Peter van der Putten, assistant professor in AI, Leiden University, Director of decisioning at Pegasystems, explores the ‘AI Winter’ and our relationship with AI
The last ten years have been buzzing with stories about how AI will transform our world.
However, as we begin the 2020s, some commentators are predicting the onset of an ‘AI winter,’ when advances slow down or even stall. For example, talking to the BBC in January, Katja Hofmann, a principal researcher at Microsoft Research, said she felt AI was transitioning to a new phase. She was joined by one of the biggest proponents of AI, Yoshua Bengio, who recently admitted deep learning still has some serious shortcomings.
And the critique has not just been about limitations in algorithms themselves, but also on the dangers of a too naive application of artificial intelligence. Books such as Artificial Unintelligence by Meredith Broussard and Weapons of Math Destruction by Cathy O’Neil cover how if sufficient care is not taken these systems can pick up, learn and perpetuate the bias that exists in the real world.
That said, as a tool for automating intelligence, AI can also quickly come to the rescue in uncertain times.
AI and COVID
On March 16th several organisations published the COVID-19 Open Research Dataset, a set of over 24,000 research papers related to coronaviruses and related diseases, and immediately thousands of professional and amateur data scientists went to work to mine this data for answers to key questions. Subsequently, the Kaggle website, an online community of data scientists and machine learning practitioners, quickly followed suit with a range of related tasks.
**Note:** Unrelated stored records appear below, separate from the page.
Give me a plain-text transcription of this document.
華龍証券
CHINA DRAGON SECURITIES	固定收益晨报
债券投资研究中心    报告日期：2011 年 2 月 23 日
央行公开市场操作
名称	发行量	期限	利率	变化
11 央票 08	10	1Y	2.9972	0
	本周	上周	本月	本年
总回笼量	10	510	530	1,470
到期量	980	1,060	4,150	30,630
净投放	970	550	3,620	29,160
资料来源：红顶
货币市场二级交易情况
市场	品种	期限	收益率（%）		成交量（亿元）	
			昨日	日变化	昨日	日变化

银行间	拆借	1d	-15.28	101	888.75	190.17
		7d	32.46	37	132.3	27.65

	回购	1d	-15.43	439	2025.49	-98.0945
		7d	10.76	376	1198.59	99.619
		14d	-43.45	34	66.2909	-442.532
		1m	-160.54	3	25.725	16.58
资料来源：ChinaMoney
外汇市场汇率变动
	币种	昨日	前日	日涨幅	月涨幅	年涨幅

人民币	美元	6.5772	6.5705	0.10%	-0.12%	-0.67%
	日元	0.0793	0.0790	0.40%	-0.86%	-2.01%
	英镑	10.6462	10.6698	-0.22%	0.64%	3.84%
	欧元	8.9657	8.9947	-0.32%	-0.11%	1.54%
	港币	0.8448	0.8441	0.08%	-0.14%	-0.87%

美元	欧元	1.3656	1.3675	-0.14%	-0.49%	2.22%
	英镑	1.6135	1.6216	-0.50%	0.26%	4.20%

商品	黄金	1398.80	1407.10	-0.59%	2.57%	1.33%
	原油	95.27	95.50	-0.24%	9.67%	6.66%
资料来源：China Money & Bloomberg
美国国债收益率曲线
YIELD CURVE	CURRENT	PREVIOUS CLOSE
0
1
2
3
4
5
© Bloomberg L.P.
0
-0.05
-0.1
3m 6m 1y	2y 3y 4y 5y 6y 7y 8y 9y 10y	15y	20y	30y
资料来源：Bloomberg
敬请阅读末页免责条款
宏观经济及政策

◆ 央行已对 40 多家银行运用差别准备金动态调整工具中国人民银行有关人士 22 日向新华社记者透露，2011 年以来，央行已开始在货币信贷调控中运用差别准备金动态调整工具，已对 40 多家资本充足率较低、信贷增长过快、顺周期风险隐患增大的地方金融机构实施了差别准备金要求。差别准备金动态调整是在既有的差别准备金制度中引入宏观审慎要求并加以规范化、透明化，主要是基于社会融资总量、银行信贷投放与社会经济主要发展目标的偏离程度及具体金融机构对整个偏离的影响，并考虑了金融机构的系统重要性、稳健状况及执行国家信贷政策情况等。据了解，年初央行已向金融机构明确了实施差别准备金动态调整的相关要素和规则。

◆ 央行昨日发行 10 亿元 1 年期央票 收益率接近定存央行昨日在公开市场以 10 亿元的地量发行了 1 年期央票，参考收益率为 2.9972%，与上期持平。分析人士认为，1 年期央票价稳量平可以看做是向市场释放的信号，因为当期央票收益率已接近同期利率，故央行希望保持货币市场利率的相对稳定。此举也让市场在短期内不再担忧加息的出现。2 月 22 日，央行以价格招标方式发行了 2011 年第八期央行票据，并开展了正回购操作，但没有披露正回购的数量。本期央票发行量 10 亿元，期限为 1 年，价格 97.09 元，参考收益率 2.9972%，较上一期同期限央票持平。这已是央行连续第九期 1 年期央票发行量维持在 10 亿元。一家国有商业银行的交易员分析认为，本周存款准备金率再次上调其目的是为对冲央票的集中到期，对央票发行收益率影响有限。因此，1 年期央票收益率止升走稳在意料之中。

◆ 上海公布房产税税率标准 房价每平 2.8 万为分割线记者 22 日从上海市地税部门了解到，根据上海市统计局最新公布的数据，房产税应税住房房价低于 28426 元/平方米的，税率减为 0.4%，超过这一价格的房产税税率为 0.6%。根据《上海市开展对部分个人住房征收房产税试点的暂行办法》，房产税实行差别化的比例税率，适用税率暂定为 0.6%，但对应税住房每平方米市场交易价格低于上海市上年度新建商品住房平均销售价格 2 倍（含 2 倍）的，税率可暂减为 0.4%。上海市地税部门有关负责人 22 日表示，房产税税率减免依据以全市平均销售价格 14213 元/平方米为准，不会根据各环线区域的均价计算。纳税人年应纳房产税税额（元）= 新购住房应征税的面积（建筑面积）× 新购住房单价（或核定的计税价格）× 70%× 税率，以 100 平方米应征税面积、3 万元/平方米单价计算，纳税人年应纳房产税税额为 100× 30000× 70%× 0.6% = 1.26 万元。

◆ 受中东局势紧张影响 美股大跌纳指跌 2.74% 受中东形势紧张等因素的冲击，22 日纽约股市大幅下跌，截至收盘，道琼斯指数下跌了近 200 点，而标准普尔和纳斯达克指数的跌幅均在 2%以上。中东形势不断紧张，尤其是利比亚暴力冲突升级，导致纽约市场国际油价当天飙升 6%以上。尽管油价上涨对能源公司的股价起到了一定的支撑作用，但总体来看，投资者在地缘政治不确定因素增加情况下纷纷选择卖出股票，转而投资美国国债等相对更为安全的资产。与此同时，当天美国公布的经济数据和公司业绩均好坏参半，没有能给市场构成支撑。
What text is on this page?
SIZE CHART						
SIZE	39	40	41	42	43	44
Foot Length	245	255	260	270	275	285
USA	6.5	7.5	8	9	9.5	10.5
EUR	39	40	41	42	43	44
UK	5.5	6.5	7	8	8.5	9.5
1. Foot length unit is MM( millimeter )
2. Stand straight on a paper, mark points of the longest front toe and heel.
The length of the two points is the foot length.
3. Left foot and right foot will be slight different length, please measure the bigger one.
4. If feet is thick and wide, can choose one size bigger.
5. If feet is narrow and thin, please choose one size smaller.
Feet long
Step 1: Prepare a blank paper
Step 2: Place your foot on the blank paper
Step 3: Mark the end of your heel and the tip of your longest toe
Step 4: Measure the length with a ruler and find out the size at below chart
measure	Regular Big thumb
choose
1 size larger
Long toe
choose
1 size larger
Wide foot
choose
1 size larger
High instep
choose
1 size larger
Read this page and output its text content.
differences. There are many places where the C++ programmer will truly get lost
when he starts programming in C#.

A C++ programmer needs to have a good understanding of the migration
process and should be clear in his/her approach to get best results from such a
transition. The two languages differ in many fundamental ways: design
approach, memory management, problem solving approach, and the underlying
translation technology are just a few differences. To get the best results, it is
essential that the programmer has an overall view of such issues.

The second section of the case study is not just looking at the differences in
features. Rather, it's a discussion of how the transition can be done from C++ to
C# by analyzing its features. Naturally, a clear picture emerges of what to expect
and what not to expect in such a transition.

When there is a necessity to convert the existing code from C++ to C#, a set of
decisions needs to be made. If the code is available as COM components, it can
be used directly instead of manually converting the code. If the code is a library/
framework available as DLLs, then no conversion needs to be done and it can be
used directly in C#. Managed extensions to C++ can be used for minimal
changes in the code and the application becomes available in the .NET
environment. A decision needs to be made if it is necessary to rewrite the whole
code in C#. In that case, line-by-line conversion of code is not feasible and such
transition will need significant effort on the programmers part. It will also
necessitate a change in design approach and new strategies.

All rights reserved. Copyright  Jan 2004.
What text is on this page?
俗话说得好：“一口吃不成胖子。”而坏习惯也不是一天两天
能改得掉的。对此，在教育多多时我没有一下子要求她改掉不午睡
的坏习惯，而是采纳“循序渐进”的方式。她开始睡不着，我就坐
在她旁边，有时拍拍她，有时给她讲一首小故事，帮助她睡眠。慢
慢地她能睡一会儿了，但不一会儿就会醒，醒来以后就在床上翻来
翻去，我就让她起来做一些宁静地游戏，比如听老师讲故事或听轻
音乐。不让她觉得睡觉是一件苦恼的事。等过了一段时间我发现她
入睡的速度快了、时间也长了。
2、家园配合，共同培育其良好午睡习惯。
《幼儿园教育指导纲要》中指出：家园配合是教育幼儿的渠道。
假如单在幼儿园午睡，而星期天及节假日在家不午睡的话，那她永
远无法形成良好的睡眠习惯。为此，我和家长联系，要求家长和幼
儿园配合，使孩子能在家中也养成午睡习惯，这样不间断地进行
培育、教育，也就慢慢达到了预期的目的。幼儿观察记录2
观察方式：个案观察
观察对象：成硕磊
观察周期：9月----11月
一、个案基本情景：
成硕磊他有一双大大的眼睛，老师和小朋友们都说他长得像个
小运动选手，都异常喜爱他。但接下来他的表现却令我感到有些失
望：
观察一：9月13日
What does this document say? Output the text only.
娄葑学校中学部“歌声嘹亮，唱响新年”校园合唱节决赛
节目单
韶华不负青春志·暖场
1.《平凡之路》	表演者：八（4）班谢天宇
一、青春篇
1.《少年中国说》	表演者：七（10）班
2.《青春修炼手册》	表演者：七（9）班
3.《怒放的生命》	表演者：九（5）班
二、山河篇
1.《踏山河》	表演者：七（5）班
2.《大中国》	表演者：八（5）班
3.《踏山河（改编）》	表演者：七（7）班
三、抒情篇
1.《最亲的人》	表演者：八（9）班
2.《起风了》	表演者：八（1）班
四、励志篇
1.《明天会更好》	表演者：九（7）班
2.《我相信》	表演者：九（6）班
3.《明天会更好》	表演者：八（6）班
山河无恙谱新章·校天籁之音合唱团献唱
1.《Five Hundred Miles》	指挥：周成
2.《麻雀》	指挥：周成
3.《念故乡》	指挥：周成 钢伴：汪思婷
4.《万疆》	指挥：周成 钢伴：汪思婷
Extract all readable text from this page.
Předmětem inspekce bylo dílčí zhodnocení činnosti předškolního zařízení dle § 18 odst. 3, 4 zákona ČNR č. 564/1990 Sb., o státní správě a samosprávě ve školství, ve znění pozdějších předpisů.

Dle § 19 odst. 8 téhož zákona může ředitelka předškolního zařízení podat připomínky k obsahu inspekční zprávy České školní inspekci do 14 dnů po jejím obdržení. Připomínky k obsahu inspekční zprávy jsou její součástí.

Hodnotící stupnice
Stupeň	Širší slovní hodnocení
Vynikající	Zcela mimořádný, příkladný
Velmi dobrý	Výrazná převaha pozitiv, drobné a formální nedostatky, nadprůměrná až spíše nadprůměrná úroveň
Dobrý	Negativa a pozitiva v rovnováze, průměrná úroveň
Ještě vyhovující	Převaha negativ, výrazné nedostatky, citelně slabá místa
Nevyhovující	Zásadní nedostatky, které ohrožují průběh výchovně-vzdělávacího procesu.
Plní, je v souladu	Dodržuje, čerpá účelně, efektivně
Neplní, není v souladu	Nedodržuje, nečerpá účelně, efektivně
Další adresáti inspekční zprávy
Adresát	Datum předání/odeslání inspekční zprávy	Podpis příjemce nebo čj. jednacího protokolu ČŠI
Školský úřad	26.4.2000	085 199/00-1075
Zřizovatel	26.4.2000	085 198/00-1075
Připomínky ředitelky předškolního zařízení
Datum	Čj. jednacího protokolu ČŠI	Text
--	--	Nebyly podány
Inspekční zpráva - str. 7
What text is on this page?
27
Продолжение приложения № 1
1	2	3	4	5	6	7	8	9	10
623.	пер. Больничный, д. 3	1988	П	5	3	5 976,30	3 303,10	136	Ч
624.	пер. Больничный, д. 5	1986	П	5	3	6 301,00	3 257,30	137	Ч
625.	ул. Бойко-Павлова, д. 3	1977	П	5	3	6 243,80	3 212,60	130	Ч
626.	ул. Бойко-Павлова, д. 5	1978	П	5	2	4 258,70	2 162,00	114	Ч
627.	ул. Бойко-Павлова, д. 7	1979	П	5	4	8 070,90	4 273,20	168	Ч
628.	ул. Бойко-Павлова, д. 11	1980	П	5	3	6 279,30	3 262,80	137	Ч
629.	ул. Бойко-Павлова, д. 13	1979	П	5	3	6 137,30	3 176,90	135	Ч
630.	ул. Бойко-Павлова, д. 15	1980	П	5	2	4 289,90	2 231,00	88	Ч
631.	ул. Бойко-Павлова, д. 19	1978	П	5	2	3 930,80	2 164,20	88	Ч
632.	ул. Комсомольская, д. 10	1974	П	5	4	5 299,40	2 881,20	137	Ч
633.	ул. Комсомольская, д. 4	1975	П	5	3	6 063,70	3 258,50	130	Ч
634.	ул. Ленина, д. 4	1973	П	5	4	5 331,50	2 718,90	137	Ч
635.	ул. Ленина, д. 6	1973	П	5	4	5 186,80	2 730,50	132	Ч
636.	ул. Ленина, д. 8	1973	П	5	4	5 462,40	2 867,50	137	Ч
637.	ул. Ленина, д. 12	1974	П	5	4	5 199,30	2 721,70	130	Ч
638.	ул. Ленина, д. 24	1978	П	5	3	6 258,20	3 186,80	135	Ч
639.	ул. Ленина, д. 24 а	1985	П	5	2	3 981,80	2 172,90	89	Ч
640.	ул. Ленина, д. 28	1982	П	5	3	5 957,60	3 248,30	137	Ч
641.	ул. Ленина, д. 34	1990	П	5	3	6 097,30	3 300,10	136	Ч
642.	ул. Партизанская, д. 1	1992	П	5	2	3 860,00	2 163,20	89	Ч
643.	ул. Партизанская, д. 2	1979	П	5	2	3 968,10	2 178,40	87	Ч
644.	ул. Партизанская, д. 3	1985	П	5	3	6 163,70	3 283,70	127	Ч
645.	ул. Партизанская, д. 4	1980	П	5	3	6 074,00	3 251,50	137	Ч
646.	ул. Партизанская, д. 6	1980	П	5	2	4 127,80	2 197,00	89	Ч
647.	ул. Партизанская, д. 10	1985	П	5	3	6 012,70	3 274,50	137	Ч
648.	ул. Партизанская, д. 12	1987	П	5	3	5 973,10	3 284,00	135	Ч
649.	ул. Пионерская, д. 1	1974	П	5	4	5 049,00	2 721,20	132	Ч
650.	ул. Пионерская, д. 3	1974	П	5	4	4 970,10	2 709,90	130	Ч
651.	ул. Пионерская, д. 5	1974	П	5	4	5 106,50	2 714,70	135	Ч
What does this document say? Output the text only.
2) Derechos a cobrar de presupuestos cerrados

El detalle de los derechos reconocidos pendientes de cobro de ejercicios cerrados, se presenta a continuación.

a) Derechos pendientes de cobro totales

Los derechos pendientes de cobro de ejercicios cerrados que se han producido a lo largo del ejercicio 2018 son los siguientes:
AI is used to predict and understand the structure of the virus to develop tests and vaccines, and identify candidate medicines that can be repurposed; or to understand the factors and policies that influence the spread of the disease.
In terms of financial services, banks immediately launched programs to help customers in difficulty by using AI in their customer engagement engines to decide and prioritise which message matters most for a particular client. They were able to serve these out through mobile apps as assisted channels got swamped.
So, should the expectations about how AI will change business and society really be scaled back or not?
Let’s go back to definitions first.
What is an AI winter?
An AI winter refers to how advances in AI are cyclical, often cruelly so. It was coined in 1984 by two AI researchers who had suffered from the collapse of US government funding for AI in the 1970s. They argued that AI researchers should be wary of how private or public sector enthusiasm for AI could suddenly plummet without warning. Indeed, they proved to be right by how the 1980s excitement around expert systems peaked and collapsed within a few years.
2010 is regarded as the beginning of what has been a decade long AI summer, characterised by excitement around deep learning and natural language processing. Smart chat bots have become more commonplace, and there have been some big leaps in AI – from AI that beat humans at Go to AI that can spot cancer tumours faster and more effectively than human clinicians.
By contrast, an AI winter arrives when the hype begins to stall and breakdown. The advances seem less frequent or significant. And, attitudes toward AI become more critical, for example more of a focus on AI that takes jobs from humans or makes discriminatory decisions that affect people’s welfare.
To be fair, you can find some of these signs of an AI winter currently, and the intensely hot hype of the last ten years is cooling off. Such signs of a subsiding hype aren’t necessarily a bad thing, of course.
We do need to separate the excitement, perception, and expectations from the underlying developments and scale of the application of AI, which is growing at a steady and continuous pace. When technologies are applied more and more, they become more normalised and some of the hype disappears. This reduced visibility of the positive AI that’s quietly enabling our society and economy to function smoothly is then actually a sign of more widespread, settled application.
What about the human factor?
But more fundamentally missing in any current talk of AI winter is the human factor. In 1967, John M. Culkin stated ‘we shape our tools and thereafter the tools shape us.’ We see that happening now with AI and the various outcries around ethical bias or other applications of AI that are perceived as not always in the best interest of the customer or citizen.
We need to find new ways to relate to this technology, especially because it is so ‘personal’ – AI is a natural extension of humans, so before we know it we will become accustomed to using it for a variety of everyday tasks without even realising. This process may be painful at times, but it is part of the maturing of the technology. Our relationship with AI will follow a natural course from the sound and fury of techno-utopianism and dystopian outcries to a settling down into a much quieter, more widespread application on our own terms.
Now this may sound as if we have completely cracked AI, but that’s not the case. It is right to point out that we don’t need artificial general intelligence (the hypothetical intelligence of a machine that has the capacity to understand or learn any intellectual task that a human being is able to) to produce useful AI applications for good either. In fact, much of the mixed feelings about AI can be traced back to how overhyped the quest for advanced general intelligence was.
When I reflect on the most valuable progress of the last decade, much of it was related to advancing machine learning. In the 2020s, there is still work left to combine machine learning with the more traditional tasks of good old-fashioned AI, such as logic and reasoning. This will be key to keep the machine learning under control, set ethical boundaries, implement business strategies, and express human values.